Fairplay: "Rule B" Filings Flood NY

Fairplay's Daily Shipping News spotlighted Blank Rome's Thomas Belknap's insight on Rule B filings in New York, on January 7, 2009.


As market relations deteriorate, a surge of "Rule B" garnishment cases is straining the Southern District Court of New York.

Rule B of US admiralty law allows financial assets of a non-US defendant to be attached in the jurisdiction's banks, with those funds garnered as security for arbitration.

"The maritime bar, the banks, and the district court and its judges are struggling with this flood of Rule B cases," wrote Blank Rome partner Thomas Belknap in the January 2009 issue of the firm newsletter Mainbrace.  Rule B cases represented 25% of all new district filings in October and over 30% in November.  "These are astonishing statistics," said Belknap.

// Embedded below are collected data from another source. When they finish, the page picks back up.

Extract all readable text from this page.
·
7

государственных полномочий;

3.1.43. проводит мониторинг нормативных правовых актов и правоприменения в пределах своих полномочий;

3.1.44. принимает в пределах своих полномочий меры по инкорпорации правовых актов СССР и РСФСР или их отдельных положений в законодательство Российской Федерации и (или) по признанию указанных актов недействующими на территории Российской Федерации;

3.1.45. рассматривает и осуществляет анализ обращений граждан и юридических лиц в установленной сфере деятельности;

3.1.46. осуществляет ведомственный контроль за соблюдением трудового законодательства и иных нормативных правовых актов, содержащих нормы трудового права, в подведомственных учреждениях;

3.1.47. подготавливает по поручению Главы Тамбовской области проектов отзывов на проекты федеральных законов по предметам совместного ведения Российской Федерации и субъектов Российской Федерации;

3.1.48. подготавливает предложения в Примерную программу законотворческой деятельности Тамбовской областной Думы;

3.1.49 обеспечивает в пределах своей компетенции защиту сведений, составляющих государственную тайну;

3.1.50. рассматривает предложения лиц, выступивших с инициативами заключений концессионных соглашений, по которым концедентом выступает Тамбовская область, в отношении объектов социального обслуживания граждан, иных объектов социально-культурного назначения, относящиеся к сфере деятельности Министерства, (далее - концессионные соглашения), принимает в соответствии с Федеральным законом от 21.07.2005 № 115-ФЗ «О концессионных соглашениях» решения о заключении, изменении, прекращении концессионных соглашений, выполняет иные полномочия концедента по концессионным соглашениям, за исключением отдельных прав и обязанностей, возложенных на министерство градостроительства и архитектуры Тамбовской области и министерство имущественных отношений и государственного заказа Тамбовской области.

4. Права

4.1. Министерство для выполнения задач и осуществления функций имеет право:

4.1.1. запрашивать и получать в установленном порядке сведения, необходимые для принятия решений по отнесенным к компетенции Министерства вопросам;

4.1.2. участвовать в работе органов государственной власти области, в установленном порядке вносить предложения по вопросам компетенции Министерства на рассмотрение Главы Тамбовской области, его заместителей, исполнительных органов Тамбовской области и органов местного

The onslaught has created a lack of uniformity in how various judges handle such cases.  "Even some of the most even-keeled judges seem to be looking for ways to slow down and manage the flood," explained Belknap.  "This has led to what some might call innovation, but others have called judicial activism."

"The lack of uniformity has made it challenging to give concrete [legal] advice and no client likes to hear that success or failure comes down to the luck of the draw of the judge, he noted.


© 2009 by Lloyd's Register–Fairplay Ltd.  Reprinted by permission.